Ainda no primeiro terço do filme, a casa é invadida por policiais à paisana que conduzem forçosamente Rubens Paiva a “prestar depoimento”. Enquanto o “depoimento” acontece, alguns capangas permanecem na casa junto a Eunice e as crianças. A câmera, que antes passeava como um olho onipresente por toda a casa e por seus residentes, toma uma posição e se fixa em Eunice. A dramaturgia, agora, passa a se organizar em torno da matriarca e, por consequência, a casa se torna impregnada por sua psique; o filme deixa de ter vários pontos de vista, sobretudo o das crianças, para tomar uma posição ao lado de Eunice. Apoderada por seus algozes, o espaço passa a ser habitado pela penumbra. A luz solar mal entra; o burburinho jocoso dá lugar a esparsas e melancólicas notas de piano. O espaço, portanto, não configura um personagem, mas uma matéria maleável que se molda junto a quem o habita.
Contudo, há algo curioso nessa postura. Ao passo que parece haver uma força centrípeta que converge todo o filme para a casa, é a partir desse epicentro que o filme vê seu exterior. Ainda Estou Aqui apostar em uma narrativa centrada nos arredores de uma casa determinada é seu grande trunfo, tal qual seu deslize. Sob esse aspecto, o filme é preciso em sua execução, tão preciso que em alguns momentos torna-se até burocrático e convencional. Tanto o trabalho de mise en scène — os objetos fora do lugar, a luz do sol que passa a incidir menos sobre a casa e os tons mais “sóbrios” nos figurinos dos personagens —, quanto a própria dramaturgia, encarnada sobretudo na atuação de Fernanda Torres, convergem para o que de melhor uma narrativa transparente pode oferecer. Sua forma carrega poucas rusgas, talvez nenhuma, e uma certa delimitação de sujeitos (fílmicos e históricos) converge sua discussão para uma perspectiva política demasiadamente restrita.
Sob esse ângulo, Ainda Estou Aqui lança mão de uma articulação política que transita entre o público e o privado — questão que me parece ser cara ao cinema contemporâneo, sobretudo brasileiro, mas não só. A condição a que a família é submetida é fruto de uma política que age do exterior para o interior; assim como o que vemos desse mundo social é mediado pelo olhar daqueles sujeitos — há, inclusive, uma evidente demarcação de classe nessa elaboração sobre a história da ditadura brasileira. Por diversos momentos, somos informados da situação política do Brasil por meio da TV e de jornais, mas sempre mediados por algum personagem que consome tal conteúdo, ou seja, vemos aquilo que esse sujeito vê. Nesse sentido, o filme deixa escapar a perspectiva que almeja dizer a respeito de uma “questão nacional” ou de uma “realidade brasileira” para deflagrar suas vísceras ideológicas.
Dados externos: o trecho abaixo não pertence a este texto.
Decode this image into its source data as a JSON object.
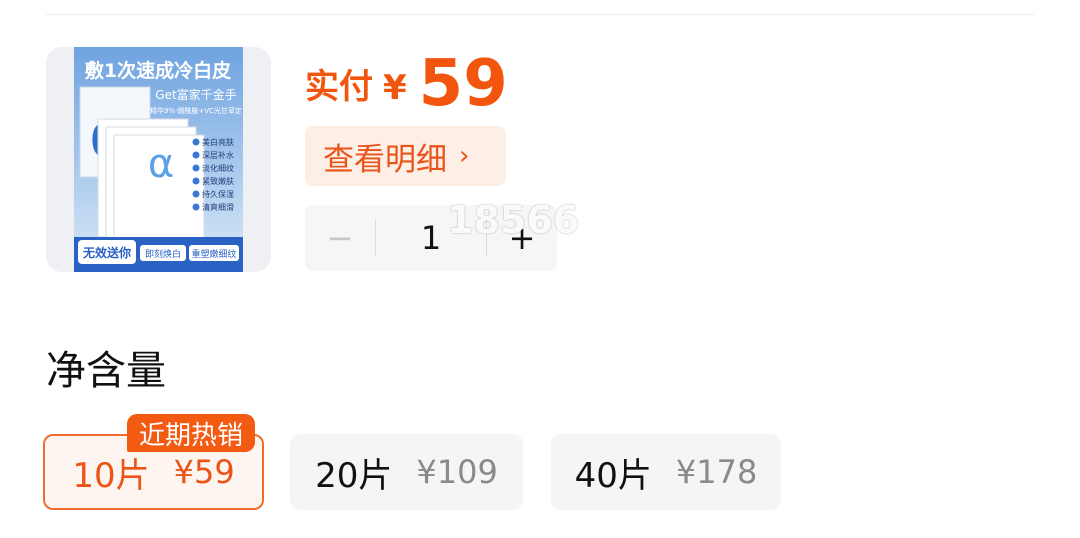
{
  "product": {
    "image": {
      "headline": "敷1次速成冷白皮",
      "sub": "Get富家千金手",
      "tagline": "精华9%·烟酰胺+VC光甘草定",
      "alpha": "α",
      "features": [
        "美白亮肤",
        "深层补水",
        "淡化细纹",
        "紧致嫩肤",
        "持久保湿",
        "清爽细滑"
      ],
      "badge": "无效送你",
      "chip1": "即刻焕白",
      "chip2": "重塑嫩细纹",
      "brand_color": "#1f5fb8"
    },
    "price_label": "实付",
    "currency": "¥",
    "price": "59",
    "detail_label": "查看明细",
    "detail_chevron": "›",
    "quantity": "1",
    "minus": "−",
    "plus": "+",
    "watermark": "18566"
  },
  "spec": {
    "title": "净含量",
    "hot_badge": "近期热销",
    "options": [
      {
        "name": "10片",
        "price": "¥59",
        "selected": true
      },
      {
        "name": "20片",
        "price": "¥109",
        "selected": false
      },
      {
        "name": "40片",
        "price": "¥178",
        "selected": false
      }
    ]
  },
  "colors": {
    "accent": "#f2550d",
    "accent_bg": "#fdeee6",
    "selected_border": "#f26b2f"
  }
}
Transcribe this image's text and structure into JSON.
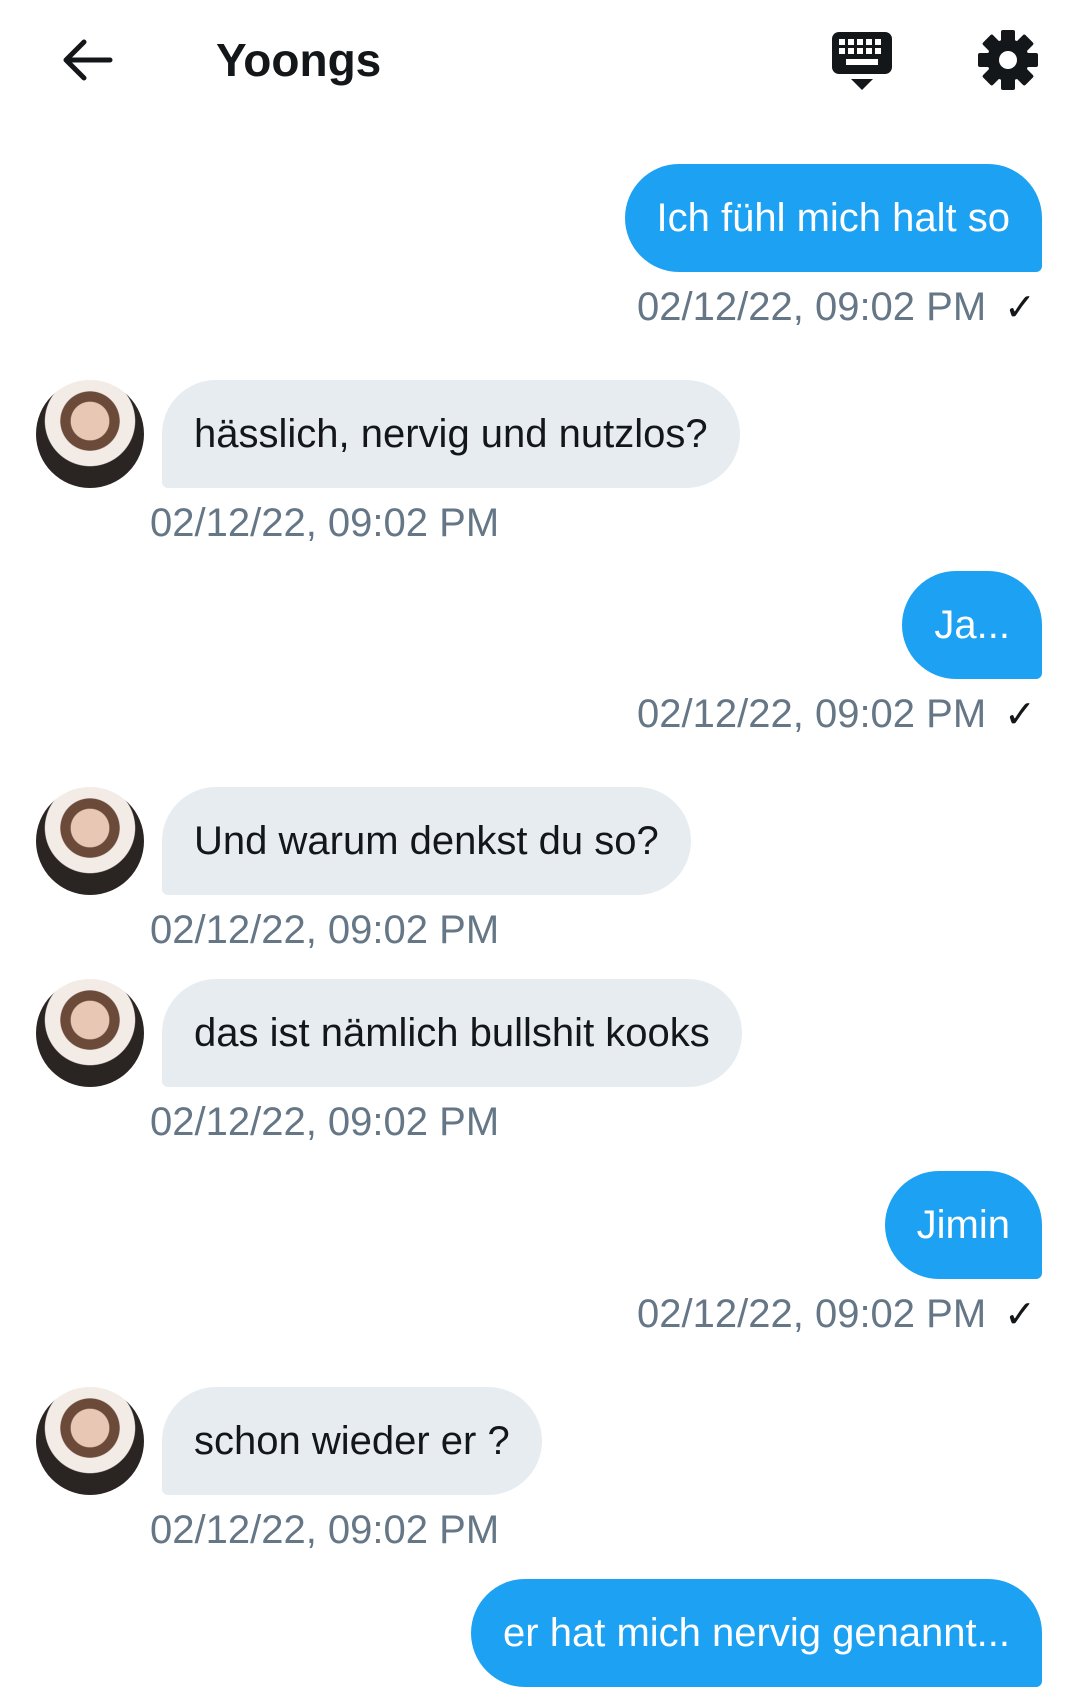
{
  "header": {
    "title": "Yoongs",
    "back_icon": "arrow-left-icon",
    "keyboard_icon": "keyboard-hide-icon",
    "settings_icon": "gear-icon"
  },
  "colors": {
    "outgoing_bubble": "#1da1f2",
    "incoming_bubble": "#e6ecf0",
    "timestamp": "#657786"
  },
  "messages": [
    {
      "direction": "out",
      "text": "Ich fühl mich halt so",
      "timestamp": "02/12/22, 09:02 PM",
      "read_mark": "✓"
    },
    {
      "direction": "in",
      "text": "hässlich, nervig und nutzlos?",
      "timestamp": "02/12/22, 09:02 PM"
    },
    {
      "direction": "out",
      "text": "Ja...",
      "timestamp": "02/12/22, 09:02 PM",
      "read_mark": "✓"
    },
    {
      "direction": "in",
      "text": "Und warum denkst du so?",
      "timestamp": "02/12/22, 09:02 PM"
    },
    {
      "direction": "in",
      "text": "das ist nämlich bullshit kooks",
      "timestamp": "02/12/22, 09:02 PM"
    },
    {
      "direction": "out",
      "text": "Jimin",
      "timestamp": "02/12/22, 09:02 PM",
      "read_mark": "✓"
    },
    {
      "direction": "in",
      "text": "schon wieder er ?",
      "timestamp": "02/12/22, 09:02 PM"
    },
    {
      "direction": "out",
      "text": "er hat mich nervig genannt...",
      "timestamp": ""
    }
  ]
}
Em entrevista para um jornalista, já ao final do filme, Eunice fala com o repórter sobre o desaparecimento de seu marido nos porões do DOPS e ressalta o quanto Rubens era um bom pai de família, honesto e pacifista. Mas e se não fosse?
Ainda Estou Aqui, nas entrelinhas do filme, marca sua posição como contrária aos movimentos de rebeldia que aparecem nos noticiários ou em diálogos pela casa. Em dado momento do filme, Eunice conversa com um dos amigos de seu marido que reitera enfaticamente que Rubens não estava envolvido com luta armada e que a atuação de Paiva contra a ditadura se resumia em distribuir cartas de exilados que chegavam ao Brasil para os seus respectivos familiares. Desse modo, o filme reivindica para si e para seus personagens a postura de uma classe média “civilizada” que enfrenta a ditadura não pelos meios da “barbárie”, como sequestros de embaixadores ou luta armada — acontecimentos que somos informados por meio de personagens assistindo jornais ou ouvindo rádio —, mas sim por uma pacífica distribuição de cartas para entes queridos ou pelo consumo de arte tida como “subversiva” pelos censores da época.
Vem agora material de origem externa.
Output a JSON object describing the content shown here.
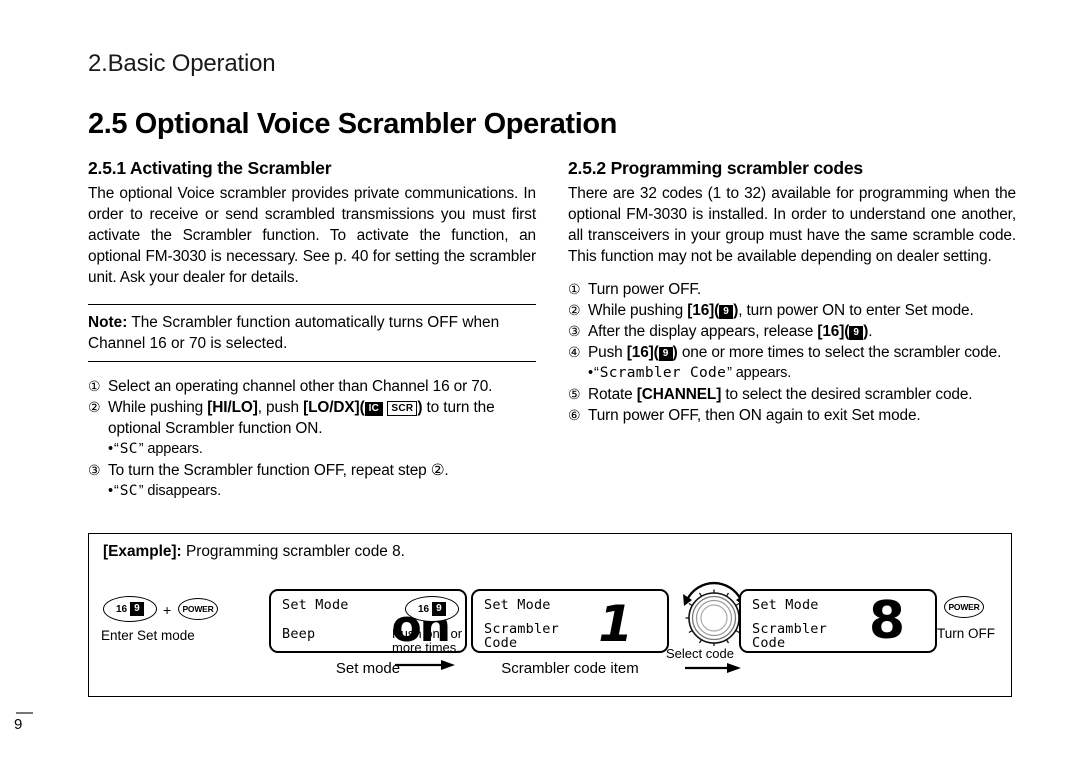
{
  "document": {
    "chapter_head": "2.Basic Operation",
    "section_title": "2.5 Optional Voice Scrambler Operation",
    "page_number": "9"
  },
  "left_column": {
    "sub_title": "2.5.1 Activating the Scrambler",
    "intro": "The optional Voice scrambler provides private communications. In order to receive or send scrambled transmissions you must first activate the Scrambler function. To activate the function, an optional FM-3030 is necessary. See p. 40 for setting the scrambler unit. Ask your dealer for details.",
    "note_label": "Note:",
    "note_text": "The Scrambler function automatically turns OFF when Channel 16 or 70 is selected.",
    "steps": [
      {
        "num": "①",
        "text": "Select an operating channel other than Channel 16 or 70."
      },
      {
        "num": "②",
        "pre": "While pushing ",
        "key1": "[HI/LO]",
        "mid": ", push ",
        "key2": "[LO/DX]",
        "paren_open": "(",
        "chip_ic": "IC",
        "chip_scr": "SCR",
        "paren_close": ")",
        "post": " to turn the optional Scrambler function ON.",
        "bullet": {
          "dot": "•",
          "q_open": "“",
          "lcd": "SC",
          "q_close": "”",
          "tail": " appears."
        }
      },
      {
        "num": "③",
        "text": "To turn the Scrambler function OFF, repeat step ②.",
        "bullet": {
          "dot": "•",
          "q_open": "“",
          "lcd": "SC",
          "q_close": "”",
          "tail": " disappears."
        }
      }
    ]
  },
  "right_column": {
    "sub_title": "2.5.2 Programming scrambler codes",
    "intro": "There are 32 codes (1 to 32) available for programming when the optional FM-3030 is installed. In order to understand one another, all transceivers in your group must have the same scramble code. This function may not be available depending on dealer setting.",
    "steps": [
      {
        "num": "①",
        "text": "Turn power OFF."
      },
      {
        "num": "②",
        "pre": "While pushing ",
        "key": "[16]",
        "chip": "9",
        "post": ", turn power ON to enter Set mode."
      },
      {
        "num": "③",
        "pre": "After the display appears, release ",
        "key": "[16]",
        "chip": "9",
        "post": "."
      },
      {
        "num": "④",
        "pre": "Push ",
        "key": "[16]",
        "chip": "9",
        "post": " one or more times to select the scrambler code.",
        "bullet": {
          "dot": "•",
          "q_open": "“",
          "lcd": "Scrambler Code",
          "q_close": "”",
          "tail": " appears."
        }
      },
      {
        "num": "⑤",
        "pre": "Rotate ",
        "key": "[CHANNEL]",
        "post": " to select the desired scrambler code."
      },
      {
        "num": "⑥",
        "text": "Turn power OFF, then ON again to exit Set mode."
      }
    ]
  },
  "example": {
    "title_label": "[Example]:",
    "title_text": " Programming scrambler code 8.",
    "step1": {
      "key_num": "16",
      "key_chip": "9",
      "plus": "+",
      "power_label": "POWER",
      "caption": "Enter Set mode"
    },
    "lcd1": {
      "line1": "Set Mode",
      "line2": "Beep",
      "value": "on",
      "caption": "Set mode"
    },
    "step2": {
      "key_num": "16",
      "key_chip": "9",
      "caption_line1": "Push one or",
      "caption_line2": "more times."
    },
    "lcd2": {
      "line1": "Set Mode",
      "line2": "Scrambler",
      "line3": "Code",
      "value": "1",
      "caption": "Scrambler code item"
    },
    "step3": {
      "caption": "Select code"
    },
    "lcd3": {
      "line1": "Set Mode",
      "line2": "Scrambler",
      "line3": "Code",
      "value": "8"
    },
    "step4": {
      "power_label": "POWER",
      "caption": "Turn OFF"
    }
  }
}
O filme é inteiramente atravessado por menções diretas ou indiretas ao movimento tropicalista, bem como recheado de “easter eggs” revolucionários como um pôster de A Chinesa (Jean-Luc Godard, 1967) e imagens de Ernesto Che Guevara coladas na parede do quarto de uma das filhas. Entretanto, ainda que margeado por sujeitos rebeldes, o que esperar de rebeldia de um filme como esse? O apaziguamento de tais figuras revolucionárias, sobretudo Che Guevara, ecoa na própria compreensão política do filme. Ao reafirmar a posição dos Paiva enquanto “democratas do bem”, em oposição aos “terroristas da luta armada”, e ao tentar resolver suas intempéries pelos meios legais do próprio Estado, Ainda Estou Aqui parece condenar aqueles que tomam uma posição contrária. É como se, para o filme, alguns modos de resistência fossem mais “moralmente corretos” do que outros.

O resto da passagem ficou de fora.